Cómo empecé: Marcelo Cohen

MARCELO COHEN

Cohen panorámico

 

Marcelo-Cohen

Figura insoslayable de la literatura contemporánea, creador de una cosmogonía que ya es territorio de nuestra lengua, Marcelo Cohen repasa sus inicios narrativos en una apasionante trama de perspectivas. Su infancia porteña, los días en el Colegio Nacional Buenos Aires, su acercamiento a los libros, los primeros referentes, los años de periodismo y militancia, el exilio en España, el regreso y el universo íntimo de su escritura se despliegan en una charla franca y conmovedora. Por si fuera poco, el también traductor –y director, junto a Graciela Speranza, de la estupenda revista Otra Parte– abre para los lectores de La balandra la libreta de notas en la que, de puño y letra, empezara a concebir su Delta Panorámico, y un fragmento de su tarea de edición.

Entrevista de Ángel Berlanga

“Se te van a hacer algunos silencios, porque hay cosas que tengo que ir a buscar”, dice Marcelo Cohen en referencia a los años 50, 60, primera mitad de los 70, los años en que fue un niño, un pibe, un joven de Buenos Aires, los años en que empezó a escribir. En perspectiva, sin embargo, este escritor y traductor no incurrirá en silencios y sí referirá a nuevos comienzos en su escritura, ya de más grande, cuando aparezcan en sus textos los rasgos fantásticos, o cuando pinte el Delta Panorámico: lógicas y desfasajes más o menos sorpresivos del túnel del tiempo. Así, entonces, puede escribirse que ahora Cohen busca la época del secundario: “Entrar al Nacional Buenos Aires y pasar de la colección Robin Hood a Borges para mí fue un salto –dice–. Creo que el primer libro que nos dio para leer un profesor de literatura fue El escritor y sus fantasmas; por supuesto, es una barbaridad, porque un chico de trece años no podía entender eso. Igual: con qué se estaba peleando Sábato, ¿no? Ahí explica por qué abandonó la ciencia y todo eso; con lo poco amigo que uno fue de Sábato, también tenía su pensamiento”.

En El Torreón, mediodía, invierno, pide una ensalada: lechuga, tomate, zanahoria, apio, atún.
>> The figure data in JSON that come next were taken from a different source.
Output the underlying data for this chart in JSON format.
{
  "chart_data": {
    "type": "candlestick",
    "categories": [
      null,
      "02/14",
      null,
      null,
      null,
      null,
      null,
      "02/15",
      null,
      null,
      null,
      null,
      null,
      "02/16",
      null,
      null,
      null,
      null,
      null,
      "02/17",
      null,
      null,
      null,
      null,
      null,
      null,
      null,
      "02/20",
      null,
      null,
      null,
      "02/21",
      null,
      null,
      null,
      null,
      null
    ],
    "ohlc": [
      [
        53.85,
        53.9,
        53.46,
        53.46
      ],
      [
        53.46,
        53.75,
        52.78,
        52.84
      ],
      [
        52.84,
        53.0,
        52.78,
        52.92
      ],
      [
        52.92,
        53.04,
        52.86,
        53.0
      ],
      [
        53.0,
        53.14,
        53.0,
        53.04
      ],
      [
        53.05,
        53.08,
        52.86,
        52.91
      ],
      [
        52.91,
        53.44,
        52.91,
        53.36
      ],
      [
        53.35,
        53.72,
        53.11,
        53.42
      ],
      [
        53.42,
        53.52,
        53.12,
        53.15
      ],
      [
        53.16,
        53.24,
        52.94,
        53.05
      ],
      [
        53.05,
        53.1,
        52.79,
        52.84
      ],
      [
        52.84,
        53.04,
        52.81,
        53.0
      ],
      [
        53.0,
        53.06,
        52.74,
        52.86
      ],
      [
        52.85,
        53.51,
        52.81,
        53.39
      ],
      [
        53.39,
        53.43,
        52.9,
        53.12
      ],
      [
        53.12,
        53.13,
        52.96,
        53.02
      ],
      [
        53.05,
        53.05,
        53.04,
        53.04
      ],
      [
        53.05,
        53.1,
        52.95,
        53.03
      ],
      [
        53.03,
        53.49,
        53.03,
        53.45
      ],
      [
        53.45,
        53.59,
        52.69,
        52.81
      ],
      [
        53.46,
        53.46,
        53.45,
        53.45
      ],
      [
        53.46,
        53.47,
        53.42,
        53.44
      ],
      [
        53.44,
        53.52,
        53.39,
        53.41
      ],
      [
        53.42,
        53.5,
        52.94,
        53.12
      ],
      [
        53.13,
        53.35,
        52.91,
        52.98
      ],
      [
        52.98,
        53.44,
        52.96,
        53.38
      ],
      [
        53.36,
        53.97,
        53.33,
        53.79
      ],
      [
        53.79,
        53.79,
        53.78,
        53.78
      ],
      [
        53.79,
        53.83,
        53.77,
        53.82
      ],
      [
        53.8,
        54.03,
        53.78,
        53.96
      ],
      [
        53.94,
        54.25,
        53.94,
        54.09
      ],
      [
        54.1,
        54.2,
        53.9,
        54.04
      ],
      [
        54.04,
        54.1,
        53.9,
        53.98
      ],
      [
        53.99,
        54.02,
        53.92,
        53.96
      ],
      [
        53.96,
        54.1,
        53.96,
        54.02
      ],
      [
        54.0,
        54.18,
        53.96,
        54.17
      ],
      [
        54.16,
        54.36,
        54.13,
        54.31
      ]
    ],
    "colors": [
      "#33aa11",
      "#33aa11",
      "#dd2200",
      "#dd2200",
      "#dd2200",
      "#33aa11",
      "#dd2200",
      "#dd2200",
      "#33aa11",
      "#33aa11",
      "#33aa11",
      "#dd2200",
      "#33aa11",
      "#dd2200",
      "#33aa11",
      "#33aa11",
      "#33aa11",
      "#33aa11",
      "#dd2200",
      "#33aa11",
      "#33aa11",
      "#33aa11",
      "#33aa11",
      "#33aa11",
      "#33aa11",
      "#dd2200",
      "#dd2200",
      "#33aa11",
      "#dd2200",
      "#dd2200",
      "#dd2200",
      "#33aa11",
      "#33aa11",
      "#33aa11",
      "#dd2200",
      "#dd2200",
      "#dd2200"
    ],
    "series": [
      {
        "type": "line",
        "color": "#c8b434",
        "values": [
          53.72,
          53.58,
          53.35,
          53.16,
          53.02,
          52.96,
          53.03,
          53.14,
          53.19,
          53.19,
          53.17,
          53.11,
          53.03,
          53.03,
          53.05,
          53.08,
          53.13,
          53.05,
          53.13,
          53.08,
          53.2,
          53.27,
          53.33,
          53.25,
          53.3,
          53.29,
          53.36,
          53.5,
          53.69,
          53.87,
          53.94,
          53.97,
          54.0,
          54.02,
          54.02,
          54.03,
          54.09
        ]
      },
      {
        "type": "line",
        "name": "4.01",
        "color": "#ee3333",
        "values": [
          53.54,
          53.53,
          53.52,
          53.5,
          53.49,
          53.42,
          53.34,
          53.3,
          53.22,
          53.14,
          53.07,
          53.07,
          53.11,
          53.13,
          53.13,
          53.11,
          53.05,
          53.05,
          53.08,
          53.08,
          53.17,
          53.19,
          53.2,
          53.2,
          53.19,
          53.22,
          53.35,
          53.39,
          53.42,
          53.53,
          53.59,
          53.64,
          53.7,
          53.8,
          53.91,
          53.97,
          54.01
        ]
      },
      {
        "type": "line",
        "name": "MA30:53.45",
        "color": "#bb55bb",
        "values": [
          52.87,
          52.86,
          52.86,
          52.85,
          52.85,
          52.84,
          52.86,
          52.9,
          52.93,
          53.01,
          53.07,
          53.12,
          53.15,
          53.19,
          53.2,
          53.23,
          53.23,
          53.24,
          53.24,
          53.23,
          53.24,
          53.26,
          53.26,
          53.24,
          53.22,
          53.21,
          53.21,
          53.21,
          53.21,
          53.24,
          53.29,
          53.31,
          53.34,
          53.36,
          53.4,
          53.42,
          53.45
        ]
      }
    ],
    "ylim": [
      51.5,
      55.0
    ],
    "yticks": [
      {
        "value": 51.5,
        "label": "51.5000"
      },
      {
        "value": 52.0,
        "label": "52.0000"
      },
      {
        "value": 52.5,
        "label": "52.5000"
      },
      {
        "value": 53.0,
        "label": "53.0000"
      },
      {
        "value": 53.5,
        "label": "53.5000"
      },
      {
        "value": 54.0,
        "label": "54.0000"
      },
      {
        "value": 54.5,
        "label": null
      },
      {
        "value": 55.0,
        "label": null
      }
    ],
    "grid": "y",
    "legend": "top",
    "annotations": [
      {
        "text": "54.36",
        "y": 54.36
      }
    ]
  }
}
Cada tanto los trenes llegan o arrancan de la estación Belgrano R, frente a este bar: Cohen vive a pocas cuadras cuadras y suele venir a este sitio. “Nací en Buenos Aires, el 29 de septiembre de 1951, y pasé la infancia en el centro de la ciudad, jugando a la pelota en veredas de no más de cinco metros de ancho, entre peatones y bocinazos”, escribió en un texto autobiográfico que antecede a una entrevista realizada en octubre de 1993 por Graciela Speranza, que hoy es su mujer. Algo más de aquel texto: “Mi padre había llegado de Bulgaria a los cinco años; mi madre era hija de un
ucraniano y una polaca; cada uno de mis tíos venía de un país diferente. Aunque todos eran judíos, los sefarditas hablaban en ladino y los ashkenazis se sacaban el cuero en yiddish. Todo esto podría haber sido pintoresco, pero, al modo general de la inmigración, tendía obstinadamente a la normalidad: unos prosperaban, otros fracasaban y los disidentes iban hacia la locura con el solapado apoyo de los demás. Mi padre era optimista, tímido e ingenuo, y desastroso para el comercio; renqueba de una pierna. Mi madre, eficiente y sobreprotectora. Entre los dos nos transmitieron una buena cantidad de miedos, titubeos y un descreimiento plagado de supersticiones, pero también fuerza de voluntad, mucho cariño y una propensión a disfrutar con pequeños placeres: un paseo con helados, una película”. En su casa, a excepción de los infantiles, había pocos libros. El primer libro que lo deslumbró fue Crónicas marcianas. “Desde el momento en que entré al Buenos Aires, o ya al final del primario, mi familia, que era una típica familia de clase media judía, empezó a tener problemas económicos –cuenta Cohen–. Entonces mi hermana, que tiene seis años más que yo, empezó a dar clases de inglés, y trabajaba. Mi viejo tenía esa cosa de gran amor por Norteamérica, que había en la clase media, la admiración por los aparatos. La época de Mad Men. De chico yo también había estudiado inglés, y digamos que eso me marcó la vida, me dio la posibilidad de ser traductor. Empecé a traducir por mi cuenta a los diecinueve”.